Prova Nacional Docente: limites e desafios para a qualidade da educação

Docentes são desprestigiados e culpabilizados por resultados insatisfatórios pelos quais não são os únicos responsáveis, e ferramentas de avaliação e diagnóstico não bastam para mudar esse cenário. Investir no aperfeiçoamento do ensino e na valorização dos professores demanda uma decisão política, e que supere visões simplistas ainda em vigor.

A obrigatoriedade da educação escolar dos quatro aos dezessete anos implica no dever do Estado em garantir acesso, permanência e qualidade. Atualmente, 96% das crianças e adolescentes de 6 a 14 anos estão na escola. Esses dados ilustram avanços no acesso à educação, mas ainda persistem importantes desafios quanto à sua qualidade. Ao analisar a qualidade da educação, é preciso considerar, porém, as dimensões extra e intraescolares. Isso implica levar em conta, entre outros fatores, tanto as condições socioeconômicas e culturais dos estudantes que ingressam na escola, como as circunstâncias de formação e de atuação dos profissionais da educação.

O que o Estado faz com as informações que coleta?

Ao longo da história da educação brasileira, foram sendo construídas as bases para o financiamento da educação básica, incluindo a vinculação constitucional e a política de fundos. Isso possibilita, materialmente, a ação do Estado. Nas últimas décadas, o chamado Estado Avaliador passou a investir em novas formas de regulação e controle de suas ações e instituições. Foi nesse cenário que se disseminaram políticas de avaliação da educação básica e da educação superior. Muitas delas se fundamentam na ideia de que a formulação de políticas públicas necessita de diagnósticos, e que a avaliação de políticas públicas exige certos instrumentos. Por esse prisma, a avaliação é vista como uma ferramenta importante para a tomada de decisão política, já que pode evidenciar demandas e necessidades. A grande questão é: o que o Estado faz com essas informações?

No Brasil, o Instituto Nacional de Estudos e Pesquisas Educacionais Anísio Teixeira (INEP) cumpre, nacionalmente, o papel de organizar e manter um sistema de informações e estatísticas educacionais. Esse sistema é  alimentado por um conjunto de avaliações, entre as quais se incluem o Sistema de Avaliação da Educação Básica (SAEB) e a recém-instituída Prova Nacional Docente (PNE).

O fato é que, há décadas, são produzidos instrumentos e informações para subsidiar as decisões do Estado, a fim de que os sistemas educativos ofereçam educação de qualidade aos seus estudantes. Entretanto, não são os resultados das avaliações que geram qualidade.

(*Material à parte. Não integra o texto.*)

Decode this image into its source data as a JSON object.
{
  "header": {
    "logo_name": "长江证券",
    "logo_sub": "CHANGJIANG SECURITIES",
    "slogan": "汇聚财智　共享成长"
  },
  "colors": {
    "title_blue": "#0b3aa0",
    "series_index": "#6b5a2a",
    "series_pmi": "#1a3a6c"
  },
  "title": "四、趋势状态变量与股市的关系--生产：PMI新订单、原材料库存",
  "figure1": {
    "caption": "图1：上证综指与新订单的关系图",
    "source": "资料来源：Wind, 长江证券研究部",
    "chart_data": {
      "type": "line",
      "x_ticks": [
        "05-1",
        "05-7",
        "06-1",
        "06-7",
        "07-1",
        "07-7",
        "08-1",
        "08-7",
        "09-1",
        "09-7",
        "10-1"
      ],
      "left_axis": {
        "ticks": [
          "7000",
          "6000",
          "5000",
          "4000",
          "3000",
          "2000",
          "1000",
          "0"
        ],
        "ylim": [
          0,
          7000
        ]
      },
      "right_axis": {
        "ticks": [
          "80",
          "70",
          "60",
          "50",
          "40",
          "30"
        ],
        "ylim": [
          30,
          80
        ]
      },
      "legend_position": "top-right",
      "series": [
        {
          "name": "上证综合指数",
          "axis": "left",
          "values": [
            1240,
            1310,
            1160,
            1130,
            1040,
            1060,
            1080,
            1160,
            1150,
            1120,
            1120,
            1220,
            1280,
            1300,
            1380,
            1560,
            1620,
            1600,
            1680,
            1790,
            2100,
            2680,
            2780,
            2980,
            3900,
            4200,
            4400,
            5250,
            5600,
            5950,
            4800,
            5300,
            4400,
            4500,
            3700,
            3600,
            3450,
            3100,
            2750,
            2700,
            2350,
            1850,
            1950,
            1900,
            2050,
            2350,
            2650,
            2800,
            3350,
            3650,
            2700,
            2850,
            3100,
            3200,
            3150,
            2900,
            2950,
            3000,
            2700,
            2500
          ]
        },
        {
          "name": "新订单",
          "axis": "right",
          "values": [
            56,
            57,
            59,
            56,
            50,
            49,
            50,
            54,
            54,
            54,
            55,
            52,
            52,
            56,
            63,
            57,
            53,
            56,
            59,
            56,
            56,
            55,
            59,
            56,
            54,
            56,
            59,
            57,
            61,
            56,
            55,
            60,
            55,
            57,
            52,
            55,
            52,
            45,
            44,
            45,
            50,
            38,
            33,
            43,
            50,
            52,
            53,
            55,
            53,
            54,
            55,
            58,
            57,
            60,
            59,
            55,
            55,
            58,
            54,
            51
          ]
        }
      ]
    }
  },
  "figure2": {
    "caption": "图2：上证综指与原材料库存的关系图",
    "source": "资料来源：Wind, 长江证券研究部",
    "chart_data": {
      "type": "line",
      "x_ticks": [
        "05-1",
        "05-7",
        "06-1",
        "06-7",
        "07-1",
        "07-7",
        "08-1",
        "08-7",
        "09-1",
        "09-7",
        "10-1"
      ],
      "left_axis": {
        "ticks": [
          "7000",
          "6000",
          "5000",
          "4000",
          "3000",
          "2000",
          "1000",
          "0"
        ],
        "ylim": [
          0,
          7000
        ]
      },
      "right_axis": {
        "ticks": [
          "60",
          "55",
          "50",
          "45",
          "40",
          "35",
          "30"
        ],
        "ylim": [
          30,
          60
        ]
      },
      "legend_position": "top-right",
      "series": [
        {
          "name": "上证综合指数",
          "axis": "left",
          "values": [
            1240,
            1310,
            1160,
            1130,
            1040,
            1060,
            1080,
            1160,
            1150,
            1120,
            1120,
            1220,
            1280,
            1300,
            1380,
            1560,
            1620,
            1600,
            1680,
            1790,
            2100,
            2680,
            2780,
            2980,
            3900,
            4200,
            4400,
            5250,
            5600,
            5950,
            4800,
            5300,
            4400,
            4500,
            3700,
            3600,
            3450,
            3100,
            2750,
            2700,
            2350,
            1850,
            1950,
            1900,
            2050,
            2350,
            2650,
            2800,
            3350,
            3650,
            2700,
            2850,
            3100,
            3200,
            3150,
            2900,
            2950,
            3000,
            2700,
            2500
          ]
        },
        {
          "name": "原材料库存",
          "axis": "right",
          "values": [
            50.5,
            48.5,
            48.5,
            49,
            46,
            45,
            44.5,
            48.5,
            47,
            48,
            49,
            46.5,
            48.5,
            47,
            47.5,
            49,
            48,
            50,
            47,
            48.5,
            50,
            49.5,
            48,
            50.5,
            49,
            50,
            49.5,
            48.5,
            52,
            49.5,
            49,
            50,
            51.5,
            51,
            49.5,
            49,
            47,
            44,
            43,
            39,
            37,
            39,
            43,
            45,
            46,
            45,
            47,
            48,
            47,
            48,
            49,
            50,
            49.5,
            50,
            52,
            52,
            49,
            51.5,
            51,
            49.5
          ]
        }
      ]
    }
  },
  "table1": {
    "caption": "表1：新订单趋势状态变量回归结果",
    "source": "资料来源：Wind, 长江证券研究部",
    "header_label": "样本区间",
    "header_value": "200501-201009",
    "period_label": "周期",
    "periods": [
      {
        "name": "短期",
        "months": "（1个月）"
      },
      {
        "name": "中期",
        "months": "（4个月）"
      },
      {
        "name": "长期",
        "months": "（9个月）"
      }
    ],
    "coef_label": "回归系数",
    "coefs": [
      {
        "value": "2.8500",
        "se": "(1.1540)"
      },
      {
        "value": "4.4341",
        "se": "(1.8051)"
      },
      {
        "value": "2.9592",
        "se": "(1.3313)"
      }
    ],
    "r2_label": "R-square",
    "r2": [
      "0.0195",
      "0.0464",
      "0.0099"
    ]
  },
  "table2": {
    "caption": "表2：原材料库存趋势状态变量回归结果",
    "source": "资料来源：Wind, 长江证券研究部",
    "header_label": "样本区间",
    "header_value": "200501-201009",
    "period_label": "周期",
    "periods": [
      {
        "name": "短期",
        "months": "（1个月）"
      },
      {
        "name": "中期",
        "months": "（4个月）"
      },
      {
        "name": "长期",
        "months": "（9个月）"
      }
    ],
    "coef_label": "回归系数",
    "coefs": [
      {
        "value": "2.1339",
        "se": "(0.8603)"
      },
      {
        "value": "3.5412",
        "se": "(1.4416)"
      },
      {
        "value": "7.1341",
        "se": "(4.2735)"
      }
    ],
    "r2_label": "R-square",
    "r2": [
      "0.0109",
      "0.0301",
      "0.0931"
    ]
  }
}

O monitoramento do Plano Nacional de Educação, Lei n. 13.005/2014, em vigor até 31 de dezembro de 2025, evidencia problemas históricos na área da educação. Especificamente no que tange à formação e às condições de trabalho dos profissionais da educação, é possível apontar os seguintes pontos:

  • Apenas 68% dos professores que atuam no ensino médio possuem formação adequada;
  • Os profissionais da educação recebem apenas o equivalente a 87% da remuneração de profissionais com escolaridade equivalente;
  • Nas redes estaduais de ensino do país, apenas 48% são efetivos ou concursados, evidenciando instabilidades nas escolas públicas, já que a maioria está submetida a contratos temporários.

Estes exemplos ilustram uma realidade educacional que produz consequências para a formação dos estudantes. Essas consequências não podem ser desconsideradas na análise dos resultados das avaliações de alunos e professores da educação básica.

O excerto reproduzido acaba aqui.